Buah Saidy, Governor of the Central Bank of the Gambia
By Fatou Sillah
The Monetary Policy Committee of the Central Bank of The Gambia (CBG) announced on Tuesday that it has raised the monetary policy rate by 1.0 percentage points to 17.0%.
The decision was made at a meeting of the MPC, which is the apex monetary policy decision-making body of the CBG. The MPC is responsible for setting the policy interest rate in The Gambia, which is used to influence the cost of borrowing and lending money.
The MPC said that the decision to raise the policy rate was taken in response to the rising domestic inflation rate. Inflation in The Gambia and around the world has been on the rise in recent months. The MPC believes that raising the policy rate will help slow down the growth of inflation.
Speaking at the press briefing, the Governor of the Central Bank of the Gambia, Buah Saidy gives an overview of the deliberation that informed the committee’s decision.
“The global economic conditions have improved since the last MPC meeting in May of this year. Economic activity continues to recover, although there remain significant uncertainties. Positive developments include the recovery of the global supply chain and the reassuring end to fears of a broader banking crisis following bank failures in the US and Europe early this year.
“However, there are still significant headwinds that continue to drag global economic activities down. The high level of inflation is eroding purchasing power, compounded by the high cost of borrowing attributed to the monetary policy stance and the ongoing geopolitical tensions. Against this backdrop, the IMF in July 2023 upgraded its global economic growth forecast by 0.2 percentage points to 3.0 percent for 2023, which is still lower than the 3.5 percent recorded in 2022,” he said.
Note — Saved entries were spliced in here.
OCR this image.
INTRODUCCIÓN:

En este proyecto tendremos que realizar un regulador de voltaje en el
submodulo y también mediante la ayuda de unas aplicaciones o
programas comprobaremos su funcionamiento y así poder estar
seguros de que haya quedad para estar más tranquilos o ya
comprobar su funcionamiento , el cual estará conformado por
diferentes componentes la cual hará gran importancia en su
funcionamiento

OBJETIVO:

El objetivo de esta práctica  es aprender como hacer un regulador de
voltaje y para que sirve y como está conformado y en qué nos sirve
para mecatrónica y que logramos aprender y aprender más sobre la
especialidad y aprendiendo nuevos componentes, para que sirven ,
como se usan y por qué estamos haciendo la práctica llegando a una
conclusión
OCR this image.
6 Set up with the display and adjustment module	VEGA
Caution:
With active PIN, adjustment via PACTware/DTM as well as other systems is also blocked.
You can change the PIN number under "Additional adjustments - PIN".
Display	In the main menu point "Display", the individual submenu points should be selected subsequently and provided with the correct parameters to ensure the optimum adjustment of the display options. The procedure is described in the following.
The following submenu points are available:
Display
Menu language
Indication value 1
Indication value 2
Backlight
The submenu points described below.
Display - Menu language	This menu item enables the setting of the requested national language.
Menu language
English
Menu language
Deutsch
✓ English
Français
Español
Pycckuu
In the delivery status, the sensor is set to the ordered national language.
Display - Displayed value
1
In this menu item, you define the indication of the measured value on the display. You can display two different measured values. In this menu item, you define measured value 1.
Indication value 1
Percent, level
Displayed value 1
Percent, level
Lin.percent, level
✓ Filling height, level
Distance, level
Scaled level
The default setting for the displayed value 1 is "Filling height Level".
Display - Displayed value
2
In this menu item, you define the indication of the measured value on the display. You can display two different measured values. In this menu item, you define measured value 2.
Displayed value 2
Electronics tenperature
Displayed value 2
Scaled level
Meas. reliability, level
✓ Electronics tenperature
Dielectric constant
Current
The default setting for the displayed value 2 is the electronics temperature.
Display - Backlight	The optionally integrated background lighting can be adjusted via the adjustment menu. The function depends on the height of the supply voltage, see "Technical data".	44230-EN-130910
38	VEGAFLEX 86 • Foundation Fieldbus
The governor further states that global inflation continues to moderate, partly reflecting the aggressive interest rate hikes by central banks.
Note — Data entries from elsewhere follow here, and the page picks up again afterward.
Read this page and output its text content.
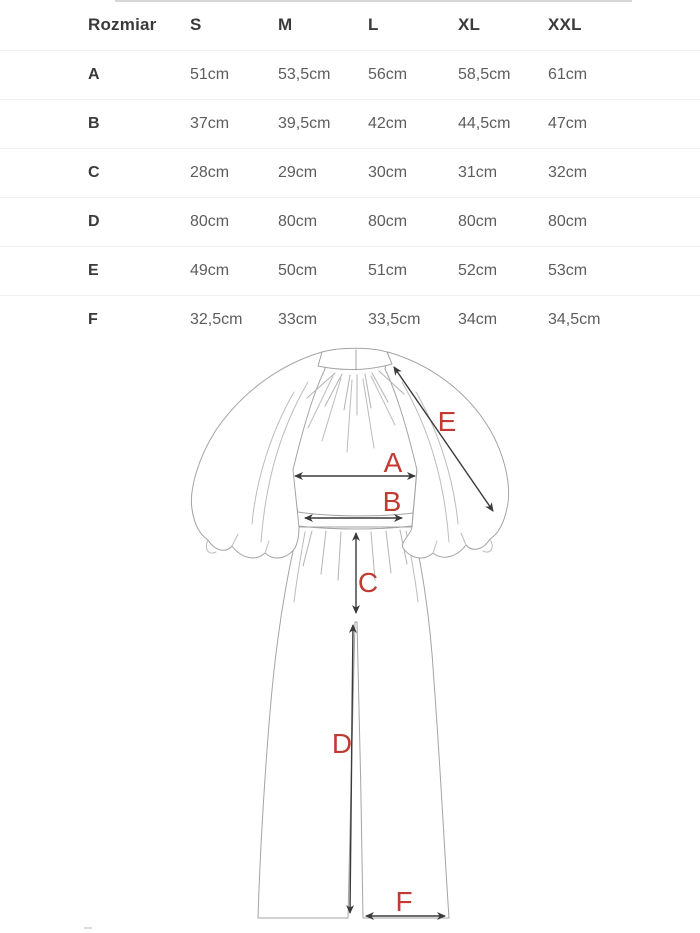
Rozmiar	S	M	L	XL	XXL
A	51cm	53,5cm	56cm	58,5cm	61cm
B	37cm	39,5cm	42cm	44,5cm	47cm
C	28cm	29cm	30cm	31cm	32cm
D	80cm	80cm	80cm	80cm	80cm
E	49cm	50cm	51cm	52cm	53cm
F	32,5cm	33cm	33,5cm	34cm	34,5cm
A
B
C
D
E
F
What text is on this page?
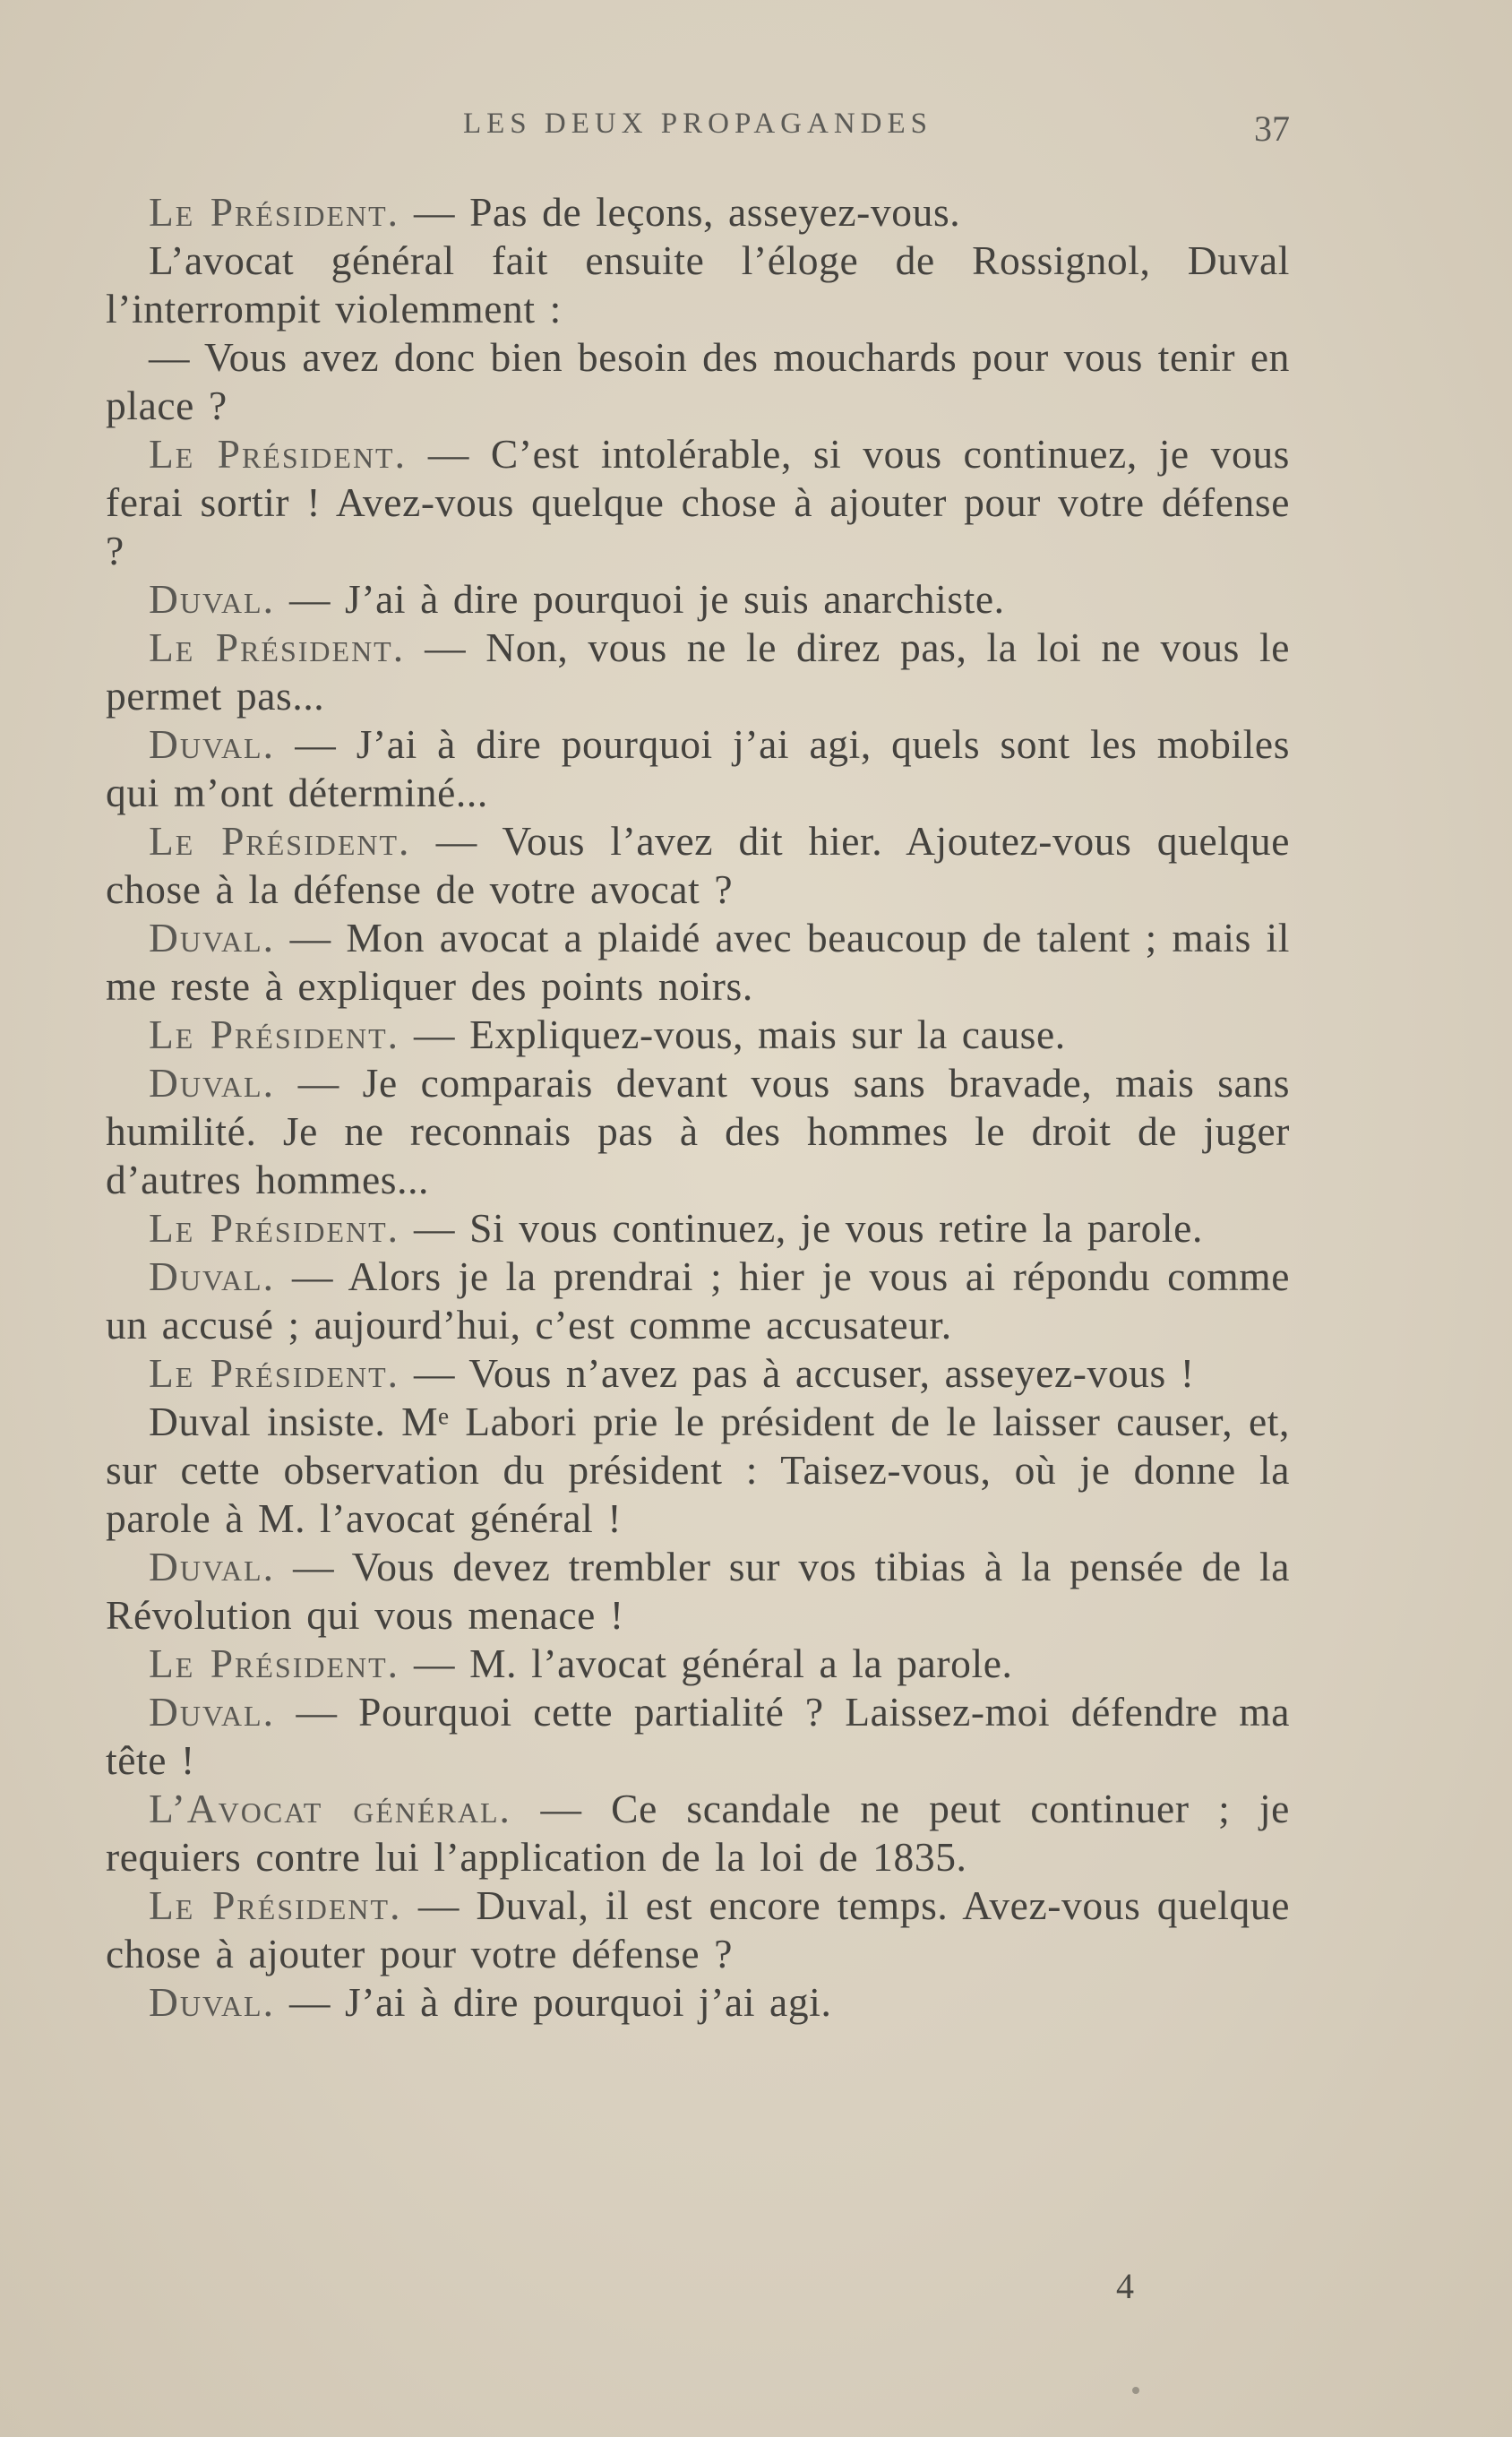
LES DEUX PROPAGANDES	37

Le Président. — Pas de leçons, asseyez-vous.

L’avocat général fait ensuite l’éloge de Rossignol, Duval l’interrompit violemment :

— Vous avez donc bien besoin des mouchards pour vous tenir en place ?

Le Président. — C’est intolérable, si vous continuez, je vous ferai sortir ! Avez-vous quelque chose à ajouter pour votre défense ?

Duval. — J’ai à dire pourquoi je suis anarchiste.

Le Président. — Non, vous ne le direz pas, la loi ne vous le permet pas...

Duval. — J’ai à dire pourquoi j’ai agi, quels sont les mobiles qui m’ont déterminé...

Le Président. — Vous l’avez dit hier. Ajoutez-vous quelque chose à la défense de votre avocat ?

Duval. — Mon avocat a plaidé avec beaucoup de talent ; mais il me reste à expliquer des points noirs.

Le Président. — Expliquez-vous, mais sur la cause.

Duval. — Je comparais devant vous sans bravade, mais sans humilité. Je ne reconnais pas à des hommes le droit de juger d’autres hommes...

Le Président. — Si vous continuez, je vous retire la parole.

Duval. — Alors je la prendrai ; hier je vous ai répondu comme un accusé ; aujourd’hui, c’est comme accusateur.

Le Président. — Vous n’avez pas à accuser, asseyez-vous !

Duval insiste. Mᵉ Labori prie le président de le laisser causer, et, sur cette observation du président : Taisez-vous, où je donne la parole à M. l’avocat général !

Duval. — Vous devez trembler sur vos tibias à la pensée de la Révolution qui vous menace !

Le Président. — M. l’avocat général a la parole.

Duval. — Pourquoi cette partialité ? Laissez-moi défendre ma tête !

L’Avocat général. — Ce scandale ne peut continuer ; je requiers contre lui l’application de la loi de 1835.

Le Président. — Duval, il est encore temps. Avez-vous quelque chose à ajouter pour votre défense ?

Duval. — J’ai à dire pourquoi j’ai agi.

4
“Global inflation continues to moderate, partly reflecting the aggressive interest rate hikes by central banks, but the pace of disinflation is slow. The easing of the general price level also reflects the improvement in the global supply chain that resulted in lower global energy and food prices. A recent forecast by the IMF predicts a continued slowdown in global inflation, dropping from an average of 8.7 percent in 2022 to 6.7 percent in 2023 and further down to 5.2 percent in 2024,” he added.
The Governor highlighted the resilience of the Gambian economy, which is being supported by strong private demand.
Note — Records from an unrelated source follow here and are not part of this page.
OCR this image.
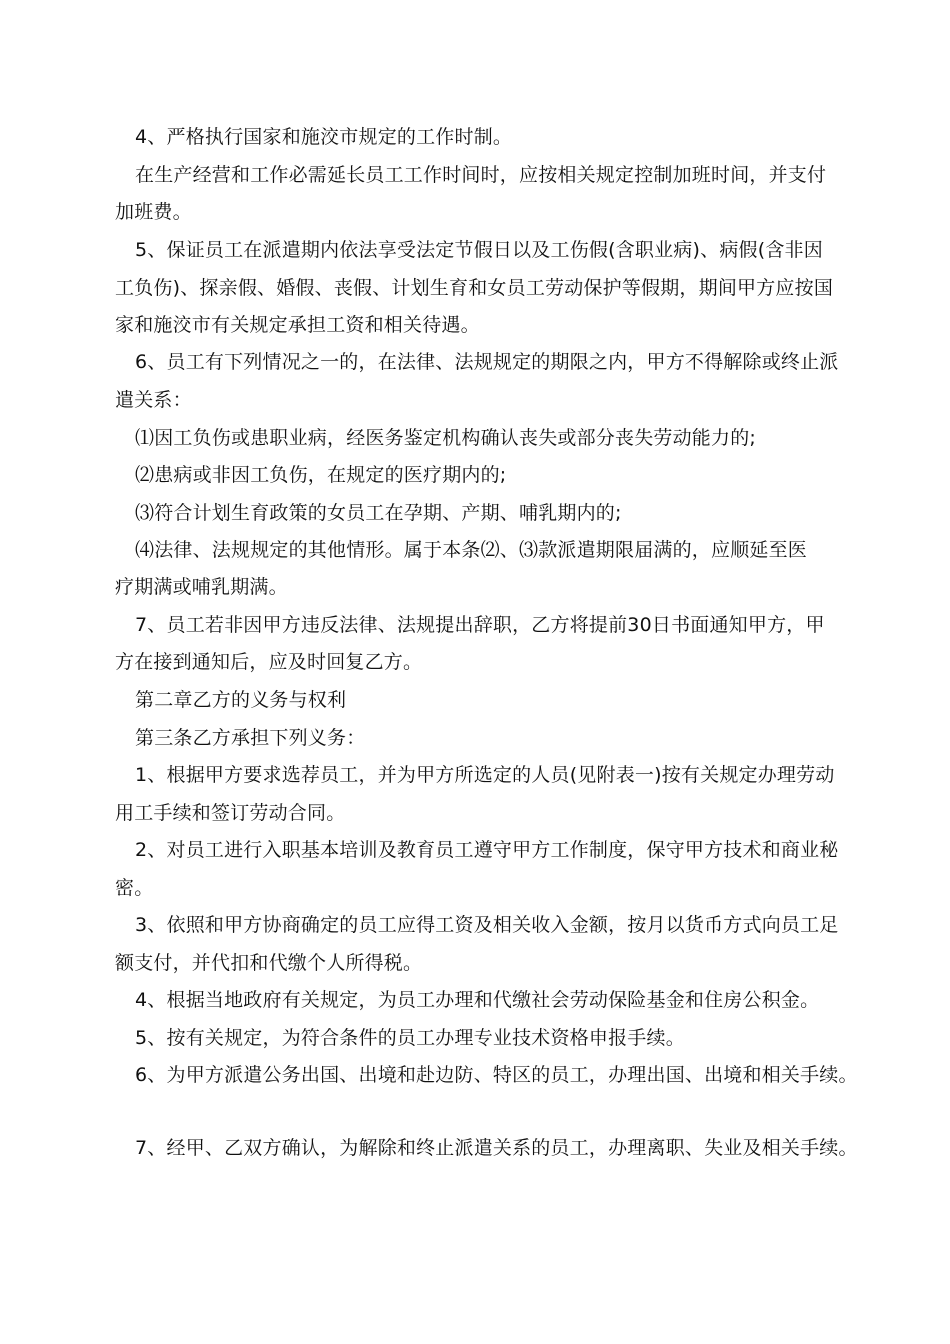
4、严格执行国家和施洨市规定的工作时制。
在生产经营和工作必需延长员工工作时间时，应按相关规定控制加班时间，并支付
加班费。
5、保证员工在派遣期内依法享受法定节假日以及工伤假(含职业病)、病假(含非因
工负伤)、探亲假、婚假、丧假、计划生育和女员工劳动保护等假期，期间甲方应按国
家和施洨市有关规定承担工资和相关待遇。
6、员工有下列情况之一的，在法律、法规规定的期限之内，甲方不得解除或终止派
遣关系：
⑴因工负伤或患职业病，经医务鉴定机构确认丧失或部分丧失劳动能力的;
⑵患病或非因工负伤，在规定的医疗期内的;
⑶符合计划生育政策的女员工在孕期、产期、哺乳期内的;
⑷法律、法规规定的其他情形。属于本条⑵、⑶款派遣期限届满的，应顺延至医
疗期满或哺乳期满。
7、员工若非因甲方违反法律、法规提出辞职，乙方将提前30日书面通知甲方，甲
方在接到通知后，应及时回复乙方。
第二章乙方的义务与权利
第三条乙方承担下列义务：
1、根据甲方要求选荐员工，并为甲方所选定的人员(见附表一)按有关规定办理劳动
用工手续和签订劳动合同。
2、对员工进行入职基本培训及教育员工遵守甲方工作制度，保守甲方技术和商业秘
密。
3、依照和甲方协商确定的员工应得工资及相关收入金额，按月以货币方式向员工足
额支付，并代扣和代缴个人所得税。
4、根据当地政府有关规定，为员工办理和代缴社会劳动保险基金和住房公积金。
5、按有关规定，为符合条件的员工办理专业技术资格申报手续。
6、为甲方派遣公务出国、出境和赴边防、特区的员工，办理出国、出境和相关手续。
7、经甲、乙双方确认，为解除和终止派遣关系的员工，办理离职、失业及相关手续。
“The Gambian economy continues to exhibit remarkable resilience, supported by strong private demand, a recovery in tourism, and public and private sector consumption and investments. The Bank’s Composite Index of Economic Activity (CIEA) registered a growth of 3.5 and 5.2 percent in the first and second quarters of 2023, respectively.
“Which indicates a robust level of economic activity. These factors have contributed to a positive economic outlook for 2023, with the Bank projecting real GDP growth to surpass 5.0 percent. This represents a 0.7 percentage point upward revision from the May forecast. However, the balance of risk to the growth outlook is tilted to the downside. Major risks that could hinder the growth prospects include the high level of inflation, structural rigidities in the domestic economy, volatile global commodity prices, and the unstable global geological environment,” he said.